Two brains, one package

This division stems from the Transformer Book Trio’s dual CPU and battery setup. As far as we can tell, one CPU resides within the tablet and the other within the dock. The tablet portion of the device holds a 2GHz Intel Atom Z2580 processor, 64 GB of storage, and a 19Wh cell battery. It runs Android Jelly Bean, which is totally not a robotic fruit snack.

Meanwhile, the Trio’s keyboard dock adds a fourth-generation Intel Core i7-4500U processor (AKA Haswell), a 1 TB hard drive, and an extra 33Wh cell battery. The  same CPU will also be found in Asus’s Vivo Book V551 (S551 in Europe) ultrabook PC that was announced at the end of May. Haswell chips apparently offer up to fifty percent more battery life than third-generation Ivy Bridge CPUs.

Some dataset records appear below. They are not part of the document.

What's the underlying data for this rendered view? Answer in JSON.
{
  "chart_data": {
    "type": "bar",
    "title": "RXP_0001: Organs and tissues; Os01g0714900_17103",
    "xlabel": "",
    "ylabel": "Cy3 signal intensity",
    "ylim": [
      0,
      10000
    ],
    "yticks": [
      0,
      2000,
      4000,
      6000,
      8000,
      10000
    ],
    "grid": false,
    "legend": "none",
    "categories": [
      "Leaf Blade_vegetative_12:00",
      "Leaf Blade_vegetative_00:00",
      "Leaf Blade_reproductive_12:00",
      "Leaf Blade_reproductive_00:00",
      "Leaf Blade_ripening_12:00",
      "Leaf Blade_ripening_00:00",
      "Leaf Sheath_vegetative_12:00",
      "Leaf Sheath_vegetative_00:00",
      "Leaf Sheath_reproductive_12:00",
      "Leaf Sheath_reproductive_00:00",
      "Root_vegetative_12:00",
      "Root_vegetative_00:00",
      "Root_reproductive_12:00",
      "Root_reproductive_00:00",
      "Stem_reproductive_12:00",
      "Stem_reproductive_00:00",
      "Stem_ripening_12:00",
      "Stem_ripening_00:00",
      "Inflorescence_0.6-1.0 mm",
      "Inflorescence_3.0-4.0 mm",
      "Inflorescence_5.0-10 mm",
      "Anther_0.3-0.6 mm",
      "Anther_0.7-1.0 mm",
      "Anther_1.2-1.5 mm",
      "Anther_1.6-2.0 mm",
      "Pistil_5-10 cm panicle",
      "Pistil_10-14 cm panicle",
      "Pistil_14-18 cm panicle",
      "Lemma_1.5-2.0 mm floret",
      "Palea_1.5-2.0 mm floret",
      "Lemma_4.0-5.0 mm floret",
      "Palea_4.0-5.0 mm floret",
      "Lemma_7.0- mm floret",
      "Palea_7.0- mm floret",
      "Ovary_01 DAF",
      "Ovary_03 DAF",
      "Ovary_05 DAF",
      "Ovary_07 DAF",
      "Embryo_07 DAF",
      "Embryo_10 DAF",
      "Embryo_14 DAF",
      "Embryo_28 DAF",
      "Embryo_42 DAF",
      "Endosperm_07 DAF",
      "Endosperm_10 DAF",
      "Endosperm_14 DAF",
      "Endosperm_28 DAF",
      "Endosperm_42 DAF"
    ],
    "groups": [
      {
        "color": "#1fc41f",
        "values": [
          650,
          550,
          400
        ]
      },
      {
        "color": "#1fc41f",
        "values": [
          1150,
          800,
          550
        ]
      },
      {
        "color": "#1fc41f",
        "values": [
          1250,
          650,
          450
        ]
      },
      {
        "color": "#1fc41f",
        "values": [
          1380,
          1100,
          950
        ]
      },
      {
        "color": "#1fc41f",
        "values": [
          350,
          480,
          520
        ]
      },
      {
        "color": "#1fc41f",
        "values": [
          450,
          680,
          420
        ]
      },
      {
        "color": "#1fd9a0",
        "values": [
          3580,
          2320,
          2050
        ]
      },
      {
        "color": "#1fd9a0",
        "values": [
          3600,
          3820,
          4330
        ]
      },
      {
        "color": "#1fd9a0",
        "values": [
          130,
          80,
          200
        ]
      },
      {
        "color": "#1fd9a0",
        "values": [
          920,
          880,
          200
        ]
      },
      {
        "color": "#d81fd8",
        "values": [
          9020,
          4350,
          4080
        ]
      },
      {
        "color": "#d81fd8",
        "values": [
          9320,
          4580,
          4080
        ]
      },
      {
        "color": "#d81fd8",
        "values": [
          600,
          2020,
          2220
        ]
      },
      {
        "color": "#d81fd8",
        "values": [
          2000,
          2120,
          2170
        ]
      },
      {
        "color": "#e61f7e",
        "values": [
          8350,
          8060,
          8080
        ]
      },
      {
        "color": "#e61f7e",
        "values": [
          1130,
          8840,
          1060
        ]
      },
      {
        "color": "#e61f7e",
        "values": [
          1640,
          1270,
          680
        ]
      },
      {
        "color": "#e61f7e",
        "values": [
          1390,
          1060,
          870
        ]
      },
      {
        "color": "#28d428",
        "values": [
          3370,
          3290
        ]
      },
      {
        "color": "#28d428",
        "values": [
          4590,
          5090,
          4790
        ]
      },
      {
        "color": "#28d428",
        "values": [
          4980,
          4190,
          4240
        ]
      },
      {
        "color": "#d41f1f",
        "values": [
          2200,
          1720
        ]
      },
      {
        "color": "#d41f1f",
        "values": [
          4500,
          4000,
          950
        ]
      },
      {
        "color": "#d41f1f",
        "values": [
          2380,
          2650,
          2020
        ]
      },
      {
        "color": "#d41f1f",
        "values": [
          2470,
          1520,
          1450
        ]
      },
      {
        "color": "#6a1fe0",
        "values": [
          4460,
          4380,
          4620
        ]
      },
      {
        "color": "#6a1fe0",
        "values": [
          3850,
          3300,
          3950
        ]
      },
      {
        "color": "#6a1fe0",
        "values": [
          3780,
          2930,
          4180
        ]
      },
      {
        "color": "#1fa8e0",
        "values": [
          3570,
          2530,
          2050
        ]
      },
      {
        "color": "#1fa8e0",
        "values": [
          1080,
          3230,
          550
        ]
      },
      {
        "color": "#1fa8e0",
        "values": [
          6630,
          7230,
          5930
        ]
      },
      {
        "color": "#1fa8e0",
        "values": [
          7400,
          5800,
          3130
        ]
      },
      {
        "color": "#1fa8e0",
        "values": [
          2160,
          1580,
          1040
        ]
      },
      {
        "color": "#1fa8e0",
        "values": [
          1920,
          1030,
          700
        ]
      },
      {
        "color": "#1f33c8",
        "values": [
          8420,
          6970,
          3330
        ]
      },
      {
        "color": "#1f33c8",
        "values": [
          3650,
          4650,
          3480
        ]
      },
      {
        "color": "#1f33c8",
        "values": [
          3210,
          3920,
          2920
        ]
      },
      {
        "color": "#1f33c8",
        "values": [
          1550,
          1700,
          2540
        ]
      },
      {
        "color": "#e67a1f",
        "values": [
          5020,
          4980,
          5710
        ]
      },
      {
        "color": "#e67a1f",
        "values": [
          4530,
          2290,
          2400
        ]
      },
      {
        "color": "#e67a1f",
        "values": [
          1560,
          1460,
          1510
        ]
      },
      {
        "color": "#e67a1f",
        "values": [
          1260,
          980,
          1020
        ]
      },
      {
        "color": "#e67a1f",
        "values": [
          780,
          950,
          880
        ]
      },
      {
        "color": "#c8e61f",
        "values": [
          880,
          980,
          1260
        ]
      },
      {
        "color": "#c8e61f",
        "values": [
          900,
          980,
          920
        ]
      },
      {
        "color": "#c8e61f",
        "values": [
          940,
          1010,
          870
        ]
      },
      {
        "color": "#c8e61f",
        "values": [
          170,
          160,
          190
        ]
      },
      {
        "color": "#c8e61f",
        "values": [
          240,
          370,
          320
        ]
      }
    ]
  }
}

Pressing a special hotkey on the keyboard toggles between Android and Windows 8 – when the Trio is docked, of course. So Android can be used in laptop or tablet mode, while Windows needs the laptop dock. The dock also offers a trackpad.

Divided by necessity

This solution seems to neglect one of Windows 8’s greatest strengths: its touch-centric design. Windows 8 represents the first PC operating system that also works great on tablets. The Transformer Book Trio will of course allow touch-screen controls in Windows 8 mode, but requires the dock to be connected since that part holds the guts used to make Microsoft’s OS work.

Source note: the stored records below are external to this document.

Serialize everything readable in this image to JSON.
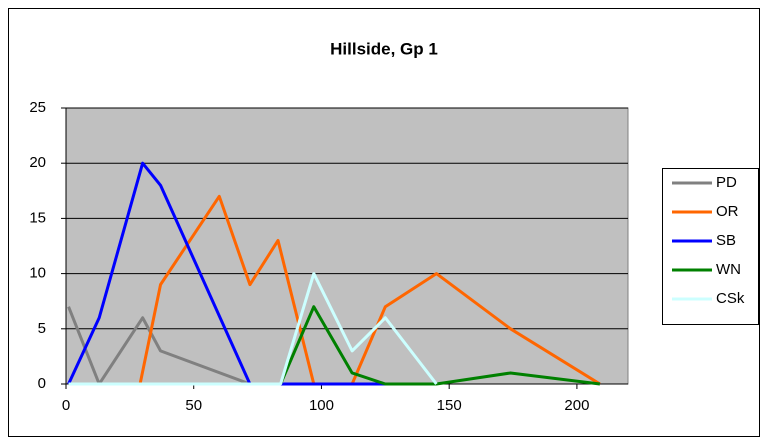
{
  "chart_data": {
    "type": "line",
    "title": "Hillside, Gp 1",
    "xlim": [
      0,
      220
    ],
    "xticks": [
      0,
      50,
      100,
      150,
      200
    ],
    "ylim": [
      0,
      25
    ],
    "yticks": [
      0,
      5,
      10,
      15,
      20,
      25
    ],
    "grid": true,
    "legend": "right",
    "series": [
      {
        "name": "PD",
        "color": "#808080",
        "x": [
          1,
          13,
          30,
          37,
          72
        ],
        "values": [
          7,
          0,
          6,
          3,
          0
        ]
      },
      {
        "name": "OR",
        "color": "#ff6600",
        "x": [
          1,
          29,
          37,
          60,
          72,
          83,
          97,
          112,
          125,
          145,
          174,
          209
        ],
        "values": [
          0,
          0,
          9,
          17,
          9,
          13,
          0,
          0,
          7,
          10,
          5,
          0
        ]
      },
      {
        "name": "SB",
        "color": "#0000ff",
        "x": [
          1,
          13,
          30,
          37,
          72,
          84,
          125
        ],
        "values": [
          0,
          6,
          20,
          18,
          0,
          0,
          0
        ]
      },
      {
        "name": "WN",
        "color": "#008000",
        "x": [
          84,
          97,
          112,
          125,
          145,
          174,
          209
        ],
        "values": [
          0,
          7,
          1,
          0,
          0,
          1,
          0
        ]
      },
      {
        "name": "CSk",
        "color": "#ccffff",
        "x": [
          1,
          84,
          97,
          112,
          125,
          145
        ],
        "values": [
          0,
          0,
          10,
          3,
          6,
          0
        ]
      }
    ]
  }
}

Separating the hardware needed for the two operating systems into the tablet and dock is probably the only way to get around having the tablet portion weigh as much as modern day Lawrence Fishburne. And let’s face it; hardcore Windows 8 enthusiasts probably own a Surface or even Asus’s excellent VivoTab Smart. The Trio seems to be aimed at Android enthusiasts first. But it will also introduce those users to the Windows 8 experience, so Microsoft's PC and tablet ecosystem will still benefit from the Android infusion.

Big power in a small package

Asus Transformer Book Trio
Image courtesy of Technodify

The Transformer Book Trio carries an impressive 11.6 inch 1080P IPS display. That’s an increase over the Surface’s 10.6 inch screen, and it should make for a slightly better laptop-style experience. But as a whole, the Trio will also be larger and heavier to carry around. At least it won’t die too quickly: Asus touts up to 15 hours of battery life. Though we’re not sure what the difference in life will be between Jelly Bean and Windows 8 modes.

More details to come

The Transformer Book Trio announcement came during Asus’s keynote presentation at Computex 2013 in Taipei. During the same event, Asus announced three other Android-specific devices, and Samsung of course announced the Galaxy Tab 3 10.1. So we know Android made a strong showing at Computex, but Asus could still announce more Windows 8 devices (such as a second generation tablet) later this year.

As for the Transformer Book Trio’s release date and price, hopefully those will come soon. Pricing questions aside, what do you guys think about running Windows 8 and Android on the same machine?